Arguments which differ from the types expected by a variadic function must be explicitly cast by the caller to the appropriate types. In the example above, sum(2, 1, (int) 1.0)
would give the desired result.
As a note, the trailing arguments to a variadic function undergo default argument promotions–integer type values with rank lower than int
are promoted to int
or unsigned int
, and float
values are converted to double
. For example, the following is technically correct because the char
argument is promoted to int
when the printf
function is called with a format specifier for an int
type argument:
char c = 'A';
printf("%d\n", c); /* 65 */
An argument could be made for either 1) explicitly casting c
to an int
–printf(%dn", (int)c);
; or 2) using the length modifier hh
–printf("%hhdn", c);
; in order to promote clarity of intent.
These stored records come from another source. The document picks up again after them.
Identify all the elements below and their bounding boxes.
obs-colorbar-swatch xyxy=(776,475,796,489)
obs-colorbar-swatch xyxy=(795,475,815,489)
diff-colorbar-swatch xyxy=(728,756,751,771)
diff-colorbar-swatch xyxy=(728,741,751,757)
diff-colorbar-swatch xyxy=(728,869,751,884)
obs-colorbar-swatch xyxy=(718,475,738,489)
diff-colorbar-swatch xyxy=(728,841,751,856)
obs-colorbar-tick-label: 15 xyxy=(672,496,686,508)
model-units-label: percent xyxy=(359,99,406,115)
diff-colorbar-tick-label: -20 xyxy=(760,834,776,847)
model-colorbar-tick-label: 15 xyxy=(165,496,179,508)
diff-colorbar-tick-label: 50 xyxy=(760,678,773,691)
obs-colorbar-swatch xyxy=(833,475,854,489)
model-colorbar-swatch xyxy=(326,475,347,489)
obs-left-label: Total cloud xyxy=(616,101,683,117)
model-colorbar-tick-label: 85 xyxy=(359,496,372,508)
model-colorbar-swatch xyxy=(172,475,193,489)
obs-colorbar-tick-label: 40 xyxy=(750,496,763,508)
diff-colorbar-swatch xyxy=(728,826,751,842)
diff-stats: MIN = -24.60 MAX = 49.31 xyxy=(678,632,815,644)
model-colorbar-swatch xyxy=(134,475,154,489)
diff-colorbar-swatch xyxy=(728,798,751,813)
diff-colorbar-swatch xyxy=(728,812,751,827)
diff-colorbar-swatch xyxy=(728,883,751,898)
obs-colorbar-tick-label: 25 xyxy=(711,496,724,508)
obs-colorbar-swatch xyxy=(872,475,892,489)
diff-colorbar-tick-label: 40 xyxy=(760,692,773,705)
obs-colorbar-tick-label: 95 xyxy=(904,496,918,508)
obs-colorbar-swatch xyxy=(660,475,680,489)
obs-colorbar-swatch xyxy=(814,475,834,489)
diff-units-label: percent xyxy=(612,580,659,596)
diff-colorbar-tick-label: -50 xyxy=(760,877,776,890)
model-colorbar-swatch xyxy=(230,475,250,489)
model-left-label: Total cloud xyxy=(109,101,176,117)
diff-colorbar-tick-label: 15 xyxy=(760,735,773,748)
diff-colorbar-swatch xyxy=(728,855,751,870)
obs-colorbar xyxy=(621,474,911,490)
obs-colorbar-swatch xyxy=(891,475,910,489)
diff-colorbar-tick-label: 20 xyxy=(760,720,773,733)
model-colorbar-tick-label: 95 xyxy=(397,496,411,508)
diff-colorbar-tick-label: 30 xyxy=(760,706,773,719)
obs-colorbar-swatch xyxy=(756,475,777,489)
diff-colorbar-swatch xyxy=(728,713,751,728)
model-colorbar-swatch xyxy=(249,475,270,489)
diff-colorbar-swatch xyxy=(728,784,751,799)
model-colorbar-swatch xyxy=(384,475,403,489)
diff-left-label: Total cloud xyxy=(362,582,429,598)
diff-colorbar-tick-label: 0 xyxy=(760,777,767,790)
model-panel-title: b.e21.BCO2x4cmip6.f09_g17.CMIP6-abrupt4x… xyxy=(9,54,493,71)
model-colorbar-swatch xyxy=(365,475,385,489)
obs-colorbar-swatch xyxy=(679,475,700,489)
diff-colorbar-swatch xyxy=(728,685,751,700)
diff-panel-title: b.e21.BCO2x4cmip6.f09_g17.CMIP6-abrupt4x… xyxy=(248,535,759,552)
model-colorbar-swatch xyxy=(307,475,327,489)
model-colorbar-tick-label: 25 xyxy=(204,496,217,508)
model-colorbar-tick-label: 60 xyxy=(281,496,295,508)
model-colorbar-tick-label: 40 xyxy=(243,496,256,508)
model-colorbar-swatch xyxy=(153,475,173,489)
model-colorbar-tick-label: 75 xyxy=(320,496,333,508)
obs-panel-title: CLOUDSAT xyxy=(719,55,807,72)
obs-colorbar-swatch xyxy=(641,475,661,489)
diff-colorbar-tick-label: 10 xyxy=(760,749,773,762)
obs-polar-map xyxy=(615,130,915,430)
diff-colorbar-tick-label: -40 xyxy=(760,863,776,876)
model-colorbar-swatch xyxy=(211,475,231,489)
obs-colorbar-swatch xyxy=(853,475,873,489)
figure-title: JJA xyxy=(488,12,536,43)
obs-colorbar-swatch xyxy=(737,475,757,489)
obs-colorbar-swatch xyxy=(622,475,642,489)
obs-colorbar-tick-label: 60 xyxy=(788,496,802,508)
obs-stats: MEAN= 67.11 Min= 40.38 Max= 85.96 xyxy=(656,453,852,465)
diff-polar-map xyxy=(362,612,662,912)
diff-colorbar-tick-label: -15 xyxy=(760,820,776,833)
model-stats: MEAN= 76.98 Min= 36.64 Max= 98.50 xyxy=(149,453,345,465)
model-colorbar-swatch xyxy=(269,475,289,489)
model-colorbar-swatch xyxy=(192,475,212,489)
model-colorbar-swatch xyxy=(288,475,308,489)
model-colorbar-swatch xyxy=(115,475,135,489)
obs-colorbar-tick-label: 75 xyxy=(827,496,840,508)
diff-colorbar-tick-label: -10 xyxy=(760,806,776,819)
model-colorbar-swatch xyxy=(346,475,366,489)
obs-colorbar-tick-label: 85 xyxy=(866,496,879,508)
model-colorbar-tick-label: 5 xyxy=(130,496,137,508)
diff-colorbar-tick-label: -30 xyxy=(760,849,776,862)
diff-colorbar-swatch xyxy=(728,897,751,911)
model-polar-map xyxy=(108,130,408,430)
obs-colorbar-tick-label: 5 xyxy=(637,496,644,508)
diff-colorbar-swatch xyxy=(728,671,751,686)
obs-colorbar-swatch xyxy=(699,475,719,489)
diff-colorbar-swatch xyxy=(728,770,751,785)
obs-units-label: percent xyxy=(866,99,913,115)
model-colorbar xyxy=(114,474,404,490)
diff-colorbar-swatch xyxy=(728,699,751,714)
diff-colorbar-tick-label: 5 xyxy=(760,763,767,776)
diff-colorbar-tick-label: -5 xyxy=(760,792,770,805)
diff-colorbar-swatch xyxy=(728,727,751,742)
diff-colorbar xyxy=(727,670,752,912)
On the other hand, it can be argued that either solution makes the code more cumbersome to read. In actual practice, the former argument usually prevails.
Forwarding Wrappers
There is no way for a variadic function to forward all of its variadic arguments to another variadic function; however, a variadic function can pass an initialized va_list
object to another function. For this reason, it is common to separate the interface from the implementation by writing two functions–an implementation that takes a va_list
parameter, and a variadic wrapper function that provides an interface. Typically, the implementation function is given the same name as the wrapper function, with a ‘v’ prefix:
int vsum(int count, va_list ap)
{
int result = 0;
for (int i = 0; i < count; ++i) result += va_arg(ap, int);
return result;
}
int sum(int count, ...)
{
va_list ap;
va_start(ap, count);
int result = vsum(count, ap);
va_end(ap);
return result;
}
This way, the implementation can be re-used in implementing different variadic interfaces.